Insomma non ci si arrende. I dati dell’indagine di EY e VC Hub Italia mostrano come la volontà degli imprenditori di tenere duro anche nel contesto dell’attuale situazione sia decisamente spiccata.

È però il confronto tra i dati delle due ricerche che ci porta a cercare le differenze tra gli ecosistemi considerati più maturi del nostro e lo stato delle startup italiane, La resilienza delle startup italiane può essere riconducibile al fatto che esse devono spesso fare i conti con capitali ridotti e con un respiro internazionale, quindi con un’apertura limitata ai mercati globali, avendo quindi una crescita più lenta rispetto a quelle estere.

Lenta, ma, nello scenario di un’emergenza come quella dettata dal Covid-19, evidentemente più sana da sostenere. Resta quindi aperta la domanda: davvero bisogna valorizzare e puntare su quei fattori che ancora oggi limitano la crescita strutturale e internazionale delle startup italiane che però paiono essere stati tanto decisivi, quindi positivi, nel fronteggiare una pandemia così come mostra la ricerca di EY e VC Hub Italia? Oppure nonostante ciò è opportuno continuare a lavorare per fare crescere l’ecosistema italiano e portarlo a livelli più vicini a quelli considerati dallo studio di Startup Genome anche se ciò significherebbe esporsi maggiormente nel caso di una nuova emergenza come quella che ci ha colpito in questi mesi?
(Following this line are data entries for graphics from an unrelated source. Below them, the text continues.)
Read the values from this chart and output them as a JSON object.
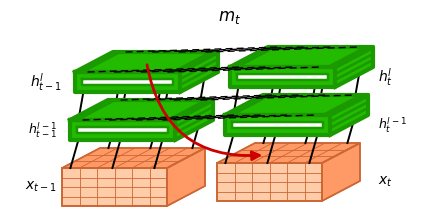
{
  "green": "#22bb00",
  "green_dark": "#1a9900",
  "orange_face": "#ffccaa",
  "orange_top": "#ff9966",
  "orange_edge": "#cc6633",
  "red_arrow": "#cc0000",
  "black": "#000000",
  "white": "#ffffff",
  "bg": "#ffffff",
  "lw_green": 3.0,
  "lw_orange": 1.2,
  "lw_conn": 1.4,
  "lw_dash": 1.1
}
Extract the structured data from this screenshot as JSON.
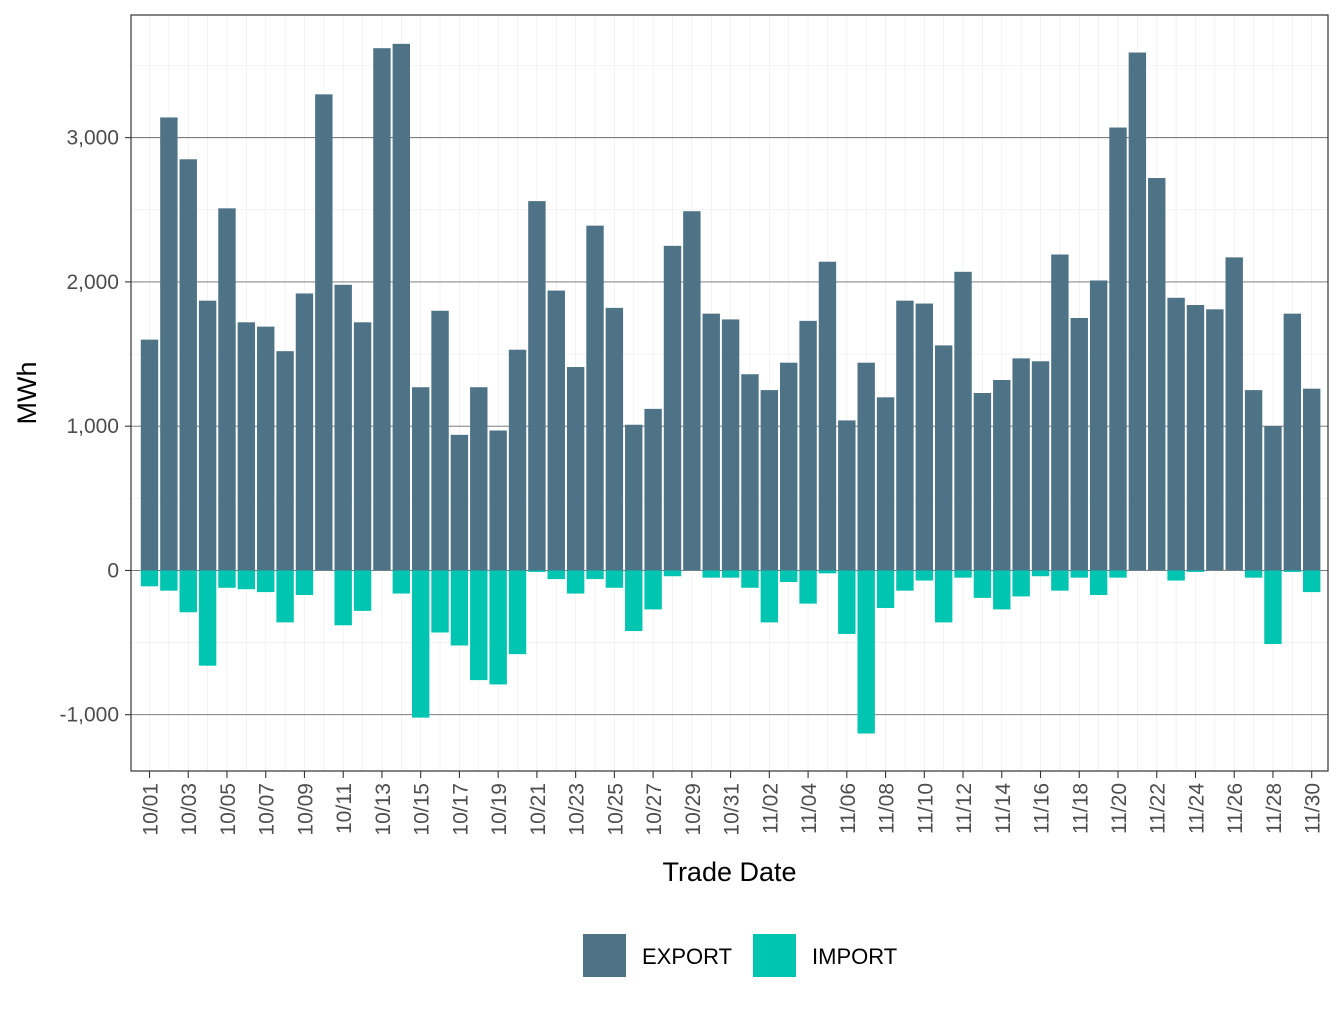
{
  "chart_data": {
    "type": "bar",
    "title": "",
    "xlabel": "Trade Date",
    "ylabel": "MWh",
    "ylim": [
      -1390,
      3850
    ],
    "y_ticks": [
      -1000,
      0,
      1000,
      2000,
      3000
    ],
    "y_tick_labels": [
      "-1,000",
      "0",
      "1,000",
      "2,000",
      "3,000"
    ],
    "x_tick_labels": [
      "10/01",
      "10/03",
      "10/05",
      "10/07",
      "10/09",
      "10/11",
      "10/13",
      "10/15",
      "10/17",
      "10/19",
      "10/21",
      "10/23",
      "10/25",
      "10/27",
      "10/29",
      "10/31",
      "11/02",
      "11/04",
      "11/06",
      "11/08",
      "11/10",
      "11/12",
      "11/14",
      "11/16",
      "11/18",
      "11/20",
      "11/22",
      "11/24",
      "11/26",
      "11/28",
      "11/30"
    ],
    "grid": true,
    "legend_position": "bottom",
    "categories": [
      "10/01",
      "10/02",
      "10/03",
      "10/04",
      "10/05",
      "10/06",
      "10/07",
      "10/08",
      "10/09",
      "10/10",
      "10/11",
      "10/12",
      "10/13",
      "10/14",
      "10/15",
      "10/16",
      "10/17",
      "10/18",
      "10/19",
      "10/20",
      "10/21",
      "10/22",
      "10/23",
      "10/24",
      "10/25",
      "10/26",
      "10/27",
      "10/28",
      "10/29",
      "10/30",
      "10/31",
      "11/01",
      "11/02",
      "11/03",
      "11/04",
      "11/05",
      "11/06",
      "11/07",
      "11/08",
      "11/09",
      "11/10",
      "11/11",
      "11/12",
      "11/13",
      "11/14",
      "11/15",
      "11/16",
      "11/17",
      "11/18",
      "11/19",
      "11/20",
      "11/21",
      "11/22",
      "11/23",
      "11/24",
      "11/25",
      "11/26",
      "11/27",
      "11/28",
      "11/29",
      "11/30"
    ],
    "series": [
      {
        "name": "EXPORT",
        "color": "#4e7387",
        "values": [
          1600,
          3140,
          2850,
          1870,
          2510,
          1720,
          1690,
          1520,
          1920,
          3300,
          1980,
          1720,
          3620,
          3650,
          1270,
          1800,
          940,
          1270,
          970,
          1530,
          2560,
          1940,
          1410,
          2390,
          1820,
          1010,
          1120,
          2250,
          2490,
          1780,
          1740,
          1360,
          1250,
          1440,
          1730,
          2140,
          1040,
          1440,
          1200,
          1870,
          1850,
          1560,
          2070,
          1230,
          1320,
          1470,
          1450,
          2190,
          1750,
          2010,
          3070,
          3590,
          2720,
          1890,
          1840,
          1810,
          2170,
          1250,
          1000,
          1780,
          1260
        ]
      },
      {
        "name": "IMPORT",
        "color": "#00c5b0",
        "values": [
          -110,
          -140,
          -290,
          -660,
          -120,
          -130,
          -150,
          -360,
          -170,
          0,
          -380,
          -280,
          0,
          -160,
          -1020,
          -430,
          -520,
          -760,
          -790,
          -580,
          -10,
          -60,
          -160,
          -60,
          -120,
          -420,
          -270,
          -40,
          0,
          -50,
          -50,
          -120,
          -360,
          -80,
          -230,
          -20,
          -440,
          -1130,
          -260,
          -140,
          -70,
          -360,
          -50,
          -190,
          -270,
          -180,
          -40,
          -140,
          -50,
          -170,
          -50,
          0,
          0,
          -70,
          -10,
          0,
          0,
          -50,
          -510,
          -10,
          -150
        ]
      }
    ]
  }
}
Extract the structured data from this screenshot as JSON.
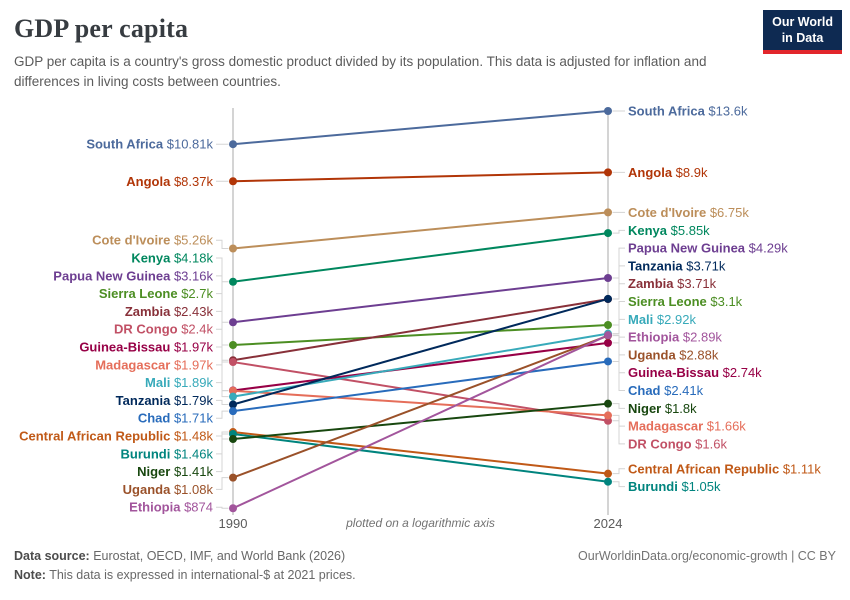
{
  "header": {
    "title": "GDP per capita",
    "subtitle": "GDP per capita is a country's gross domestic product divided by its population. This data is adjusted for inflation and differences in living costs between countries.",
    "logo_line1": "Our World",
    "logo_line2": "in Data"
  },
  "chart_data": {
    "type": "slope",
    "scale": "log",
    "x_labels": [
      "1990",
      "2024"
    ],
    "axis_note": "plotted on a logarithmic axis",
    "unit": "international-$ at 2021 prices",
    "series": [
      {
        "name": "South Africa",
        "color": "#4C6A9C",
        "v1990": 10810,
        "v2024": 13600,
        "label_1990": "$10.81k",
        "label_2024": "$13.6k"
      },
      {
        "name": "Angola",
        "color": "#B13507",
        "v1990": 8370,
        "v2024": 8900,
        "label_1990": "$8.37k",
        "label_2024": "$8.9k"
      },
      {
        "name": "Cote d'Ivoire",
        "color": "#BC8E5A",
        "v1990": 5260,
        "v2024": 6750,
        "label_1990": "$5.26k",
        "label_2024": "$6.75k"
      },
      {
        "name": "Kenya",
        "color": "#00875E",
        "v1990": 4180,
        "v2024": 5850,
        "label_1990": "$4.18k",
        "label_2024": "$5.85k"
      },
      {
        "name": "Papua New Guinea",
        "color": "#6D3E91",
        "v1990": 3160,
        "v2024": 4290,
        "label_1990": "$3.16k",
        "label_2024": "$4.29k"
      },
      {
        "name": "Sierra Leone",
        "color": "#4C8E23",
        "v1990": 2700,
        "v2024": 3100,
        "label_1990": "$2.7k",
        "label_2024": "$3.1k"
      },
      {
        "name": "Zambia",
        "color": "#883039",
        "v1990": 2430,
        "v2024": 3708,
        "label_1990": "$2.43k",
        "label_2024": "$3.71k"
      },
      {
        "name": "DR Congo",
        "color": "#C15065",
        "v1990": 2400,
        "v2024": 1600,
        "label_1990": "$2.4k",
        "label_2024": "$1.6k"
      },
      {
        "name": "Guinea-Bissau",
        "color": "#970046",
        "v1990": 1972,
        "v2024": 2740,
        "label_1990": "$1.97k",
        "label_2024": "$2.74k"
      },
      {
        "name": "Madagascar",
        "color": "#E56E5A",
        "v1990": 1968,
        "v2024": 1660,
        "label_1990": "$1.97k",
        "label_2024": "$1.66k"
      },
      {
        "name": "Mali",
        "color": "#38AABA",
        "v1990": 1890,
        "v2024": 2920,
        "label_1990": "$1.89k",
        "label_2024": "$2.92k"
      },
      {
        "name": "Tanzania",
        "color": "#00295B",
        "v1990": 1790,
        "v2024": 3712,
        "label_1990": "$1.79k",
        "label_2024": "$3.71k"
      },
      {
        "name": "Chad",
        "color": "#286BBB",
        "v1990": 1710,
        "v2024": 2410,
        "label_1990": "$1.71k",
        "label_2024": "$2.41k"
      },
      {
        "name": "Central African Republic",
        "color": "#C05917",
        "v1990": 1480,
        "v2024": 1110,
        "label_1990": "$1.48k",
        "label_2024": "$1.11k"
      },
      {
        "name": "Burundi",
        "color": "#00847E",
        "v1990": 1460,
        "v2024": 1050,
        "label_1990": "$1.46k",
        "label_2024": "$1.05k"
      },
      {
        "name": "Niger",
        "color": "#18470F",
        "v1990": 1410,
        "v2024": 1800,
        "label_1990": "$1.41k",
        "label_2024": "$1.8k"
      },
      {
        "name": "Uganda",
        "color": "#9A5129",
        "v1990": 1080,
        "v2024": 2880,
        "label_1990": "$1.08k",
        "label_2024": "$2.88k"
      },
      {
        "name": "Ethiopia",
        "color": "#A2559C",
        "v1990": 874,
        "v2024": 2890,
        "label_1990": "$874",
        "label_2024": "$2.89k"
      }
    ]
  },
  "footer": {
    "source_label": "Data source:",
    "source_text": " Eurostat, OECD, IMF, and World Bank (2026)",
    "note_label": "Note:",
    "note_text": " This data is expressed in international-$ at 2021 prices.",
    "link": "OurWorldinData.org/economic-growth | CC BY"
  }
}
Forse, come sempre, la risposta sta nel mezzo: in un’ottica di sviluppo a lungo termine è fondamentale che il nostro ecosistema cresca in modo esponenziale e che le startup siano sempre più capaci di svilupparsi a livello internazionale, ciò però va fatto tenendo a mente le lezioni imparate durante le difficili fasi che hanno caratterizzato l’economia in questi mesi conservando quella capacità di resilienza (come avevamo descritto coniando il termine Coviding di cui abbiamo scritto qui, ndr) che può avere ragion d’essere anche se le dimensioni dell’ecosistema e delle startup sono maggiori rispetto a quelle attuali.